In the last couple of weeks I was able to get to know that person a bit better. For the first time this person came out into the open, not hiding anymore. At one point I was sure I now do get to see that´s person real, authentic pure self ... finally!
Yesterday I met that person again - in a new more direct way than ever before.
It happened when the heavy rain started, when lighting and thunder raged across the island.
This was the moment when this person felt the urge to go out into the rain. When almost every other person tried to hide inside or to find some shelter from the heavy rain, this person put on some comfortable clothes and stepped out into the roaring weather.
With an excited smile on the face.
I saw that person jumping into water puddles, not caring about getting wet from head to toe. When a shoe was lost in the water, that person giggled like a child and went back to get it. Crossing the streets with heavy floods of water was only possible by taking the shoes off completely.
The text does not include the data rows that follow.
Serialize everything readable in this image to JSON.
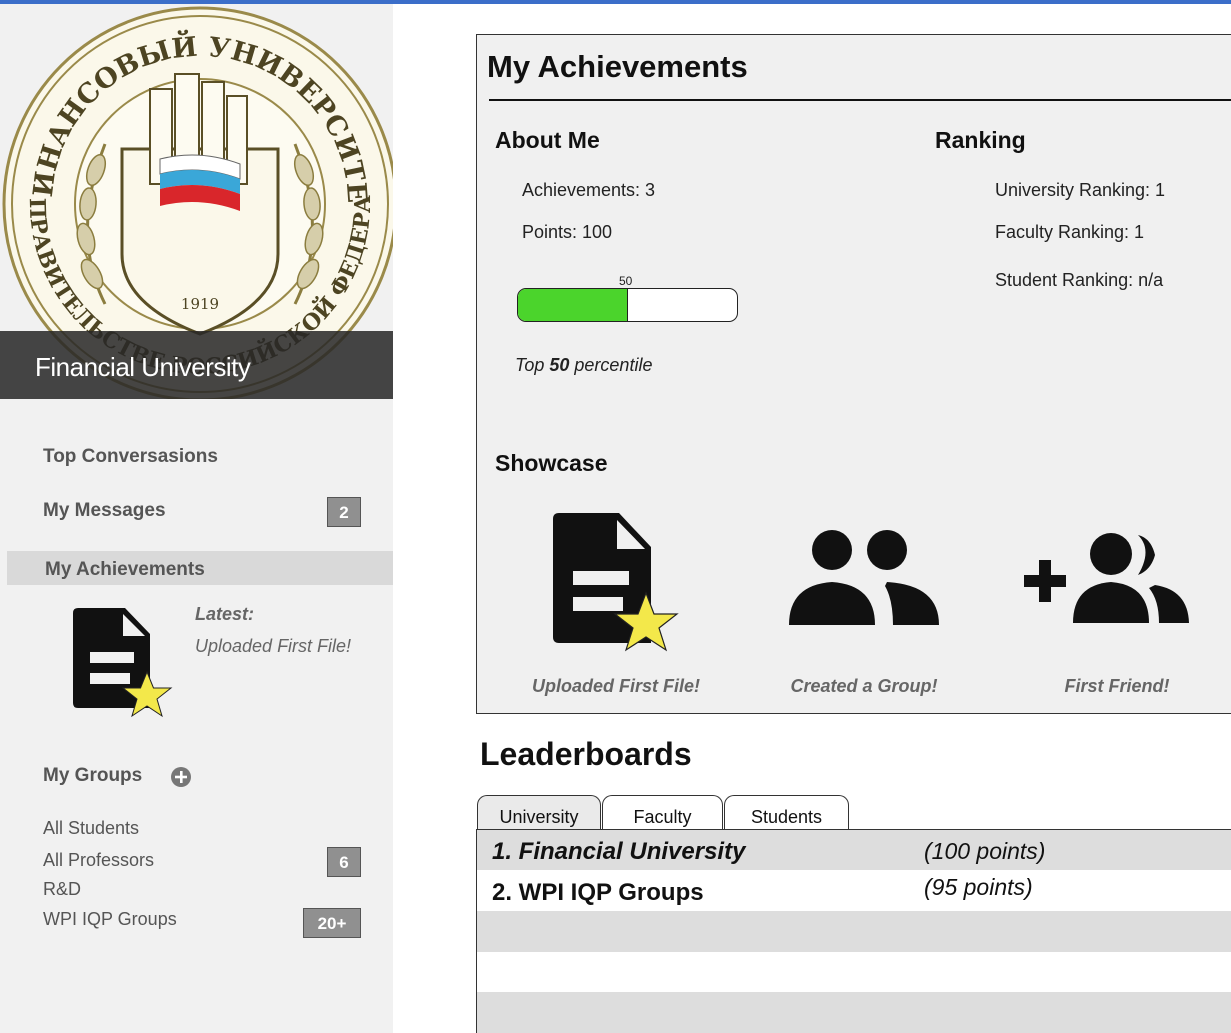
{
  "sidebar": {
    "seal": {
      "top_text": "ФИНАНСОВЫЙ УНИВЕРСИТЕТ",
      "bottom_text": "ПРИ ПРАВИТЕЛЬСТВЕ РОССИЙСКОЙ ФЕДЕРАЦИИ",
      "year": "1919"
    },
    "university_name": "Financial University",
    "nav": {
      "top_conversations": "Top Conversasions",
      "my_messages": "My Messages",
      "my_messages_badge": "2",
      "my_achievements": "My Achievements"
    },
    "latest": {
      "label": "Latest:",
      "value": "Uploaded First File!",
      "icon": "file-star-icon"
    },
    "groups": {
      "title": "My Groups",
      "add_icon": "plus-circle-icon",
      "items": [
        {
          "label": "All Students",
          "badge": ""
        },
        {
          "label": "All Professors",
          "badge": "6"
        },
        {
          "label": "R&D",
          "badge": ""
        },
        {
          "label": "WPI IQP Groups",
          "badge": "20+"
        }
      ]
    }
  },
  "achievements": {
    "title": "My Achievements",
    "about": {
      "heading": "About Me",
      "achievements": "Achievements: 3",
      "points": "Points: 100",
      "progress_value": 50,
      "progress_label": "50",
      "percentile_prefix": "Top ",
      "percentile_value": "50",
      "percentile_suffix": " percentile"
    },
    "ranking": {
      "heading": "Ranking",
      "university": "University Ranking: 1",
      "faculty": "Faculty Ranking: 1",
      "student": "Student Ranking: n/a"
    },
    "showcase": {
      "heading": "Showcase",
      "items": [
        {
          "label": "Uploaded First File!",
          "icon": "file-star-icon"
        },
        {
          "label": "Created a Group!",
          "icon": "group-icon"
        },
        {
          "label": "First Friend!",
          "icon": "add-friend-icon"
        }
      ]
    }
  },
  "leaderboards": {
    "title": "Leaderboards",
    "tabs": [
      "University",
      "Faculty",
      "Students"
    ],
    "active_tab": "University",
    "rows": [
      {
        "rank": "1. Financial University",
        "points": "(100 points)"
      },
      {
        "rank": "2. WPI IQP Groups",
        "points": "(95 points)"
      }
    ]
  },
  "colors": {
    "accent": "#3b6ec9",
    "progress": "#4bd42c",
    "star": "#f3e84a"
  }
}
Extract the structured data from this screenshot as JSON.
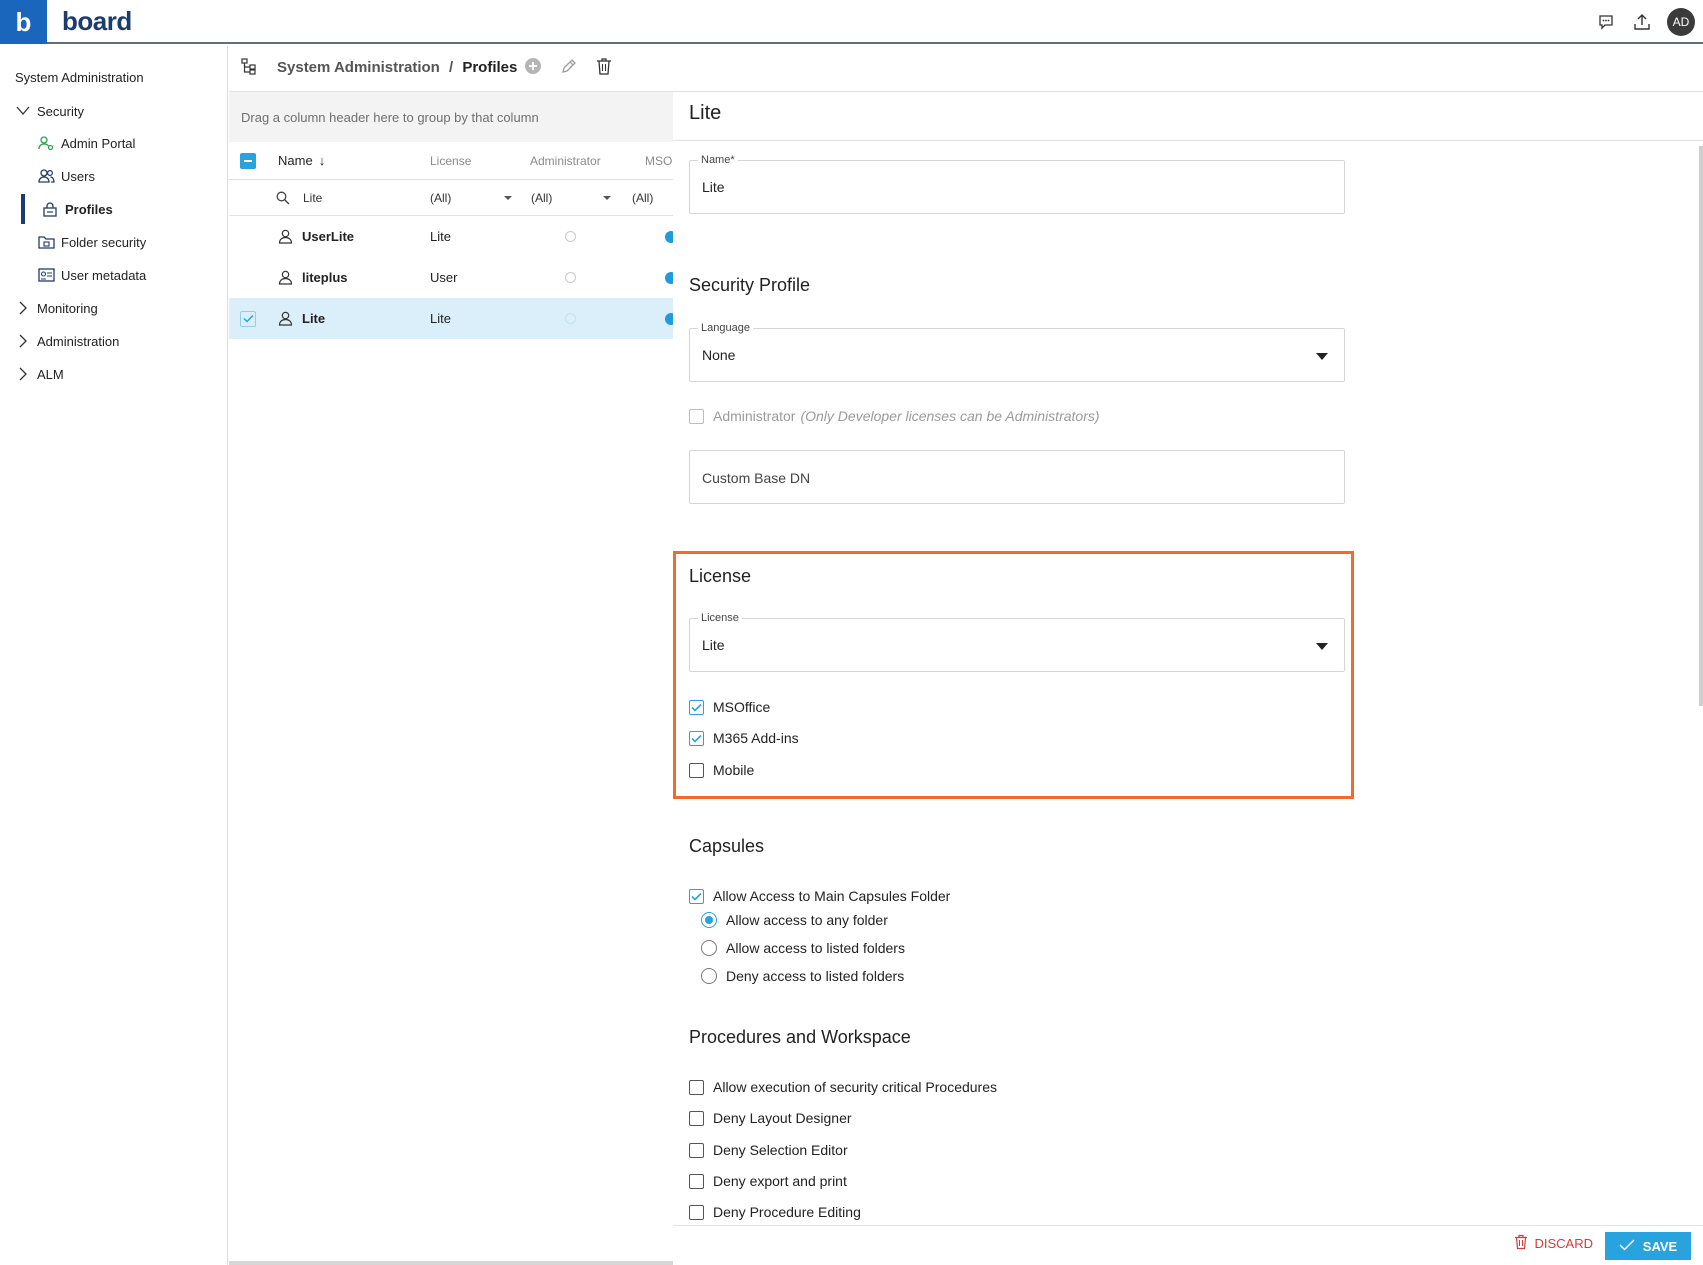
{
  "app": {
    "logo_letter": "b",
    "brand_name": "board",
    "avatar_initials": "AD"
  },
  "sidebar": {
    "title": "System Administration",
    "items": [
      {
        "label": "Security",
        "icon": "chevron-down-icon"
      },
      {
        "label": "Admin Portal",
        "icon": "admin-portal-icon"
      },
      {
        "label": "Users",
        "icon": "users-icon"
      },
      {
        "label": "Profiles",
        "icon": "profiles-icon"
      },
      {
        "label": "Folder security",
        "icon": "folder-security-icon"
      },
      {
        "label": "User metadata",
        "icon": "user-metadata-icon"
      },
      {
        "label": "Monitoring",
        "icon": "chevron-right-icon"
      },
      {
        "label": "Administration",
        "icon": "chevron-right-icon"
      },
      {
        "label": "ALM",
        "icon": "chevron-right-icon"
      }
    ]
  },
  "breadcrumb": {
    "parent": "System Administration",
    "separator": "/",
    "current": "Profiles"
  },
  "grid": {
    "group_hint": "Drag a column header here to group by that column",
    "columns": [
      "Name",
      "License",
      "Administrator",
      "MSO"
    ],
    "sort_arrow": "↓",
    "filters": {
      "name": "Lite",
      "license": "(All)",
      "administrator": "(All)",
      "mso": "(All)"
    },
    "rows": [
      {
        "name": "UserLite",
        "license": "Lite",
        "selected": false
      },
      {
        "name": "liteplus",
        "license": "User",
        "selected": false
      },
      {
        "name": "Lite",
        "license": "Lite",
        "selected": true
      }
    ]
  },
  "panel": {
    "title": "Lite",
    "name_field": {
      "label": "Name*",
      "value": "Lite"
    },
    "security_profile": {
      "title": "Security Profile",
      "language": {
        "label": "Language",
        "value": "None"
      },
      "administrator_label": "Administrator",
      "administrator_note": "(Only Developer licenses can be Administrators)",
      "custom_base_dn_placeholder": "Custom Base DN"
    },
    "license": {
      "title": "License",
      "select": {
        "label": "License",
        "value": "Lite"
      },
      "options": [
        {
          "label": "MSOffice",
          "checked": true
        },
        {
          "label": "M365 Add-ins",
          "checked": true
        },
        {
          "label": "Mobile",
          "checked": false
        }
      ]
    },
    "capsules": {
      "title": "Capsules",
      "main_access_label": "Allow Access to Main Capsules Folder",
      "radios": [
        {
          "label": "Allow access to any folder",
          "checked": true
        },
        {
          "label": "Allow access to listed folders",
          "checked": false
        },
        {
          "label": "Deny access to listed folders",
          "checked": false
        }
      ]
    },
    "procedures": {
      "title": "Procedures and Workspace",
      "options": [
        "Allow execution of security critical Procedures",
        "Deny Layout Designer",
        "Deny Selection Editor",
        "Deny export and print",
        "Deny Procedure Editing"
      ]
    }
  },
  "footer": {
    "discard_label": "DISCARD",
    "save_label": "SAVE"
  },
  "colors": {
    "accent": "#29a3dd",
    "brand": "#1d3c6e",
    "highlight_frame": "#f26b2a",
    "danger": "#d7393b"
  }
}
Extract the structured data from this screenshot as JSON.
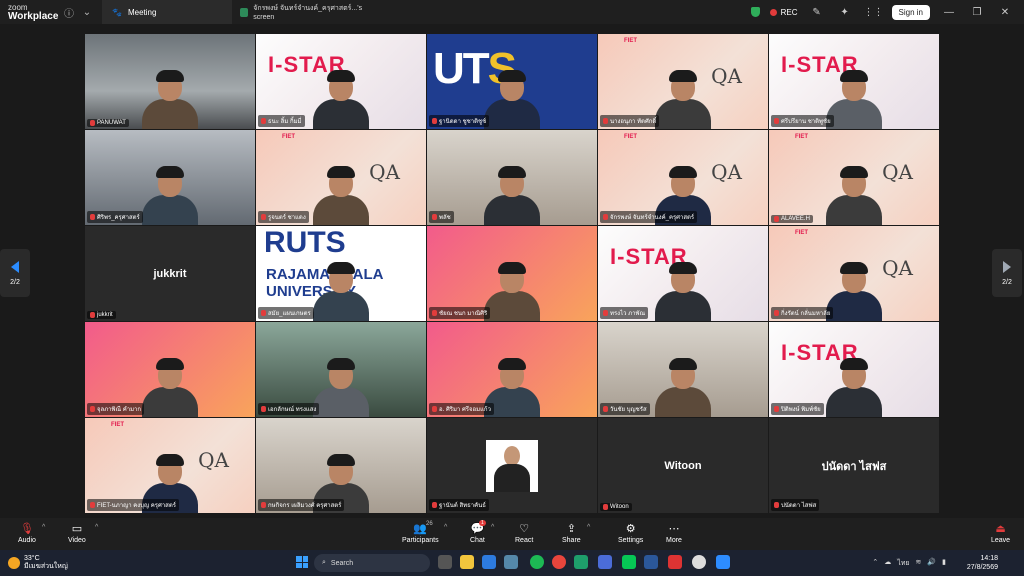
{
  "app": {
    "brand_line1": "zoom",
    "brand_line2": "Workplace",
    "meeting_tab": "Meeting",
    "share_tab": "จักรพงษ์ จันทร์จำนงค์_ครุศาสตร์...'s screen",
    "rec_label": "REC",
    "signin_label": "Sign in"
  },
  "pager": {
    "left": "2/2",
    "right": "2/2"
  },
  "tiles": [
    {
      "name": "PANUWAT",
      "bg": "office"
    },
    {
      "name": "ธนะ ลิ้ม กิ้มมี่",
      "bg": "istar"
    },
    {
      "name": "ฐานิดดา ชูชาติชูช์",
      "bg": "uts"
    },
    {
      "name": "นางอนุภา ทัตศักดิ์",
      "bg": "fiet"
    },
    {
      "name": "ศรีปรียาน ชาติพูชัย",
      "bg": "istar"
    },
    {
      "name": "ศิริพร_ครุศาสตร์",
      "bg": "lib"
    },
    {
      "name": "รูจนตร์ ชาแดง",
      "bg": "fiet"
    },
    {
      "name": "พลัช",
      "bg": "room"
    },
    {
      "name": "จักรพงษ์ จันทร์จำนงค์_ครุศาสตร์",
      "bg": "fiet"
    },
    {
      "name": "ALAVEE.H",
      "bg": "fiet"
    },
    {
      "name": "jukkrit",
      "bg": "dark",
      "center": "jukkrit"
    },
    {
      "name": "สมัย_แผนเกษตร",
      "bg": "rut"
    },
    {
      "name": "ชัยณ ชนก มาณิศิริ",
      "bg": "pink"
    },
    {
      "name": "ทรงไว ภาพัณ",
      "bg": "istar"
    },
    {
      "name": "กิ่งรัตน์ กลั่นมหาลัย",
      "bg": "fiet"
    },
    {
      "name": "จุลภาพิณี คำมาก",
      "bg": "pink"
    },
    {
      "name": "เอกลักษณ์ ทรงแสง",
      "bg": "green"
    },
    {
      "name": "อ. ศิริมา ศรีจอมแก้ว",
      "bg": "pink"
    },
    {
      "name": "วันชัย บุญชรัส",
      "bg": "room"
    },
    {
      "name": "ปิติพงษ์ พิมพ์ชัย",
      "bg": "istar"
    },
    {
      "name": "FIET-นภาญา คงบุญ ครุศาสตร์",
      "bg": "fiet"
    },
    {
      "name": "กษกิจกร เผลิมวงศ์ ครุศาสตร์",
      "bg": "room"
    },
    {
      "name": "ฐานันต์ สิทธาคันธ์",
      "bg": "dark",
      "avatar": true
    },
    {
      "name": "Witoon",
      "bg": "dark",
      "center": "Witoon"
    },
    {
      "name": "ปนัดดา ไสฟส",
      "bg": "dark",
      "center": "ปนัดดา ไสฟส"
    }
  ],
  "toolbar": {
    "audio": "Audio",
    "video": "Video",
    "participants": "Participants",
    "participants_count": "26",
    "chat": "Chat",
    "chat_badge": "1",
    "react": "React",
    "share": "Share",
    "settings": "Settings",
    "more": "More",
    "leave": "Leave"
  },
  "taskbar": {
    "temp": "33°C",
    "weather_text": "มีเมฆส่วนใหญ่",
    "search_placeholder": "Search",
    "lang": "ไทย",
    "time": "14:18",
    "date": "27/8/2569"
  },
  "colors": {
    "accent": "#2b8cff",
    "rec": "#e13b3b",
    "active_speaker": "#3fce6b"
  }
}
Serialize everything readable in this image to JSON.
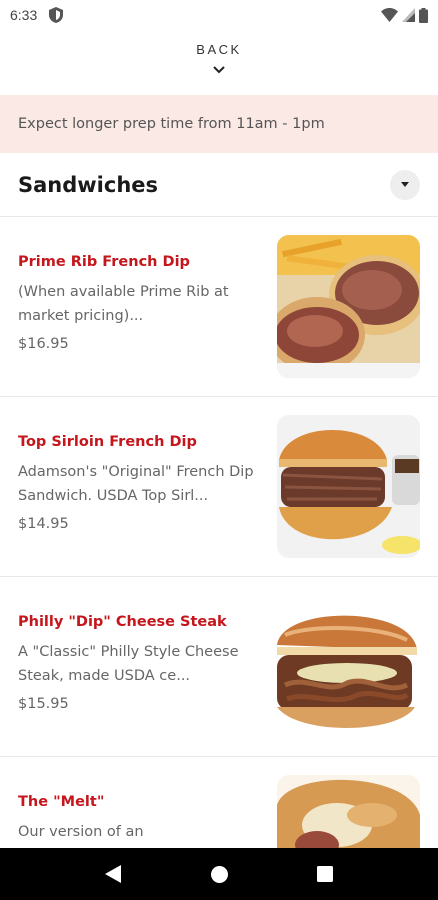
{
  "status_bar": {
    "time": "6:33",
    "icons": [
      "shield-icon",
      "wifi-icon",
      "signal-icon",
      "battery-icon"
    ]
  },
  "back": {
    "label": "BACK",
    "icon": "chevron-down-icon"
  },
  "banner": {
    "text": "Expect longer prep time from 11am - 1pm",
    "background": "#fbe9e6"
  },
  "section": {
    "title": "Sandwiches",
    "toggle_icon": "caret-down-icon"
  },
  "items": [
    {
      "name": "Prime Rib French Dip",
      "description": "(When available Prime Rib at market pricing)...",
      "price": "$16.95"
    },
    {
      "name": "Top Sirloin French Dip",
      "description": "Adamson's \"Original\" French Dip Sandwich. USDA Top Sirl...",
      "price": "$14.95"
    },
    {
      "name": "Philly \"Dip\" Cheese Steak",
      "description": "A \"Classic\" Philly Style Cheese Steak, made USDA ce...",
      "price": "$15.95"
    },
    {
      "name": "The \"Melt\"",
      "description": "Our version of an",
      "price": ""
    }
  ],
  "colors": {
    "item_name": "#c4161c",
    "nav_bar": "#000000"
  },
  "nav_bar": {
    "buttons": [
      "back-triangle-icon",
      "home-circle-icon",
      "recents-square-icon"
    ]
  }
}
That´s what that person did, stomping and splashing even more than necessary.
I saw other people watching that person with ... surprise ... to say the least.
One man even shouted out: "Oh my God!", when this person went by, smiling like a lunatic, not caring about getting wet at all.
I loved how alive that person looked, spreading the arms wide and lifting the face toward the sky to feel the rain even more. How connected that person seemed to feel with everything around, how content that person seemed walking through the heavy rain, when lighting flashed and thunder roared.
I do hope this person will be around from now on and forever. No more hiding, no more being shy to show what´s really going on inside. No more denying the own self.
I fell in love with that person, to tell you the truth.
I want to be with that person from now on because life feels so much more ... lively ... when this person is around.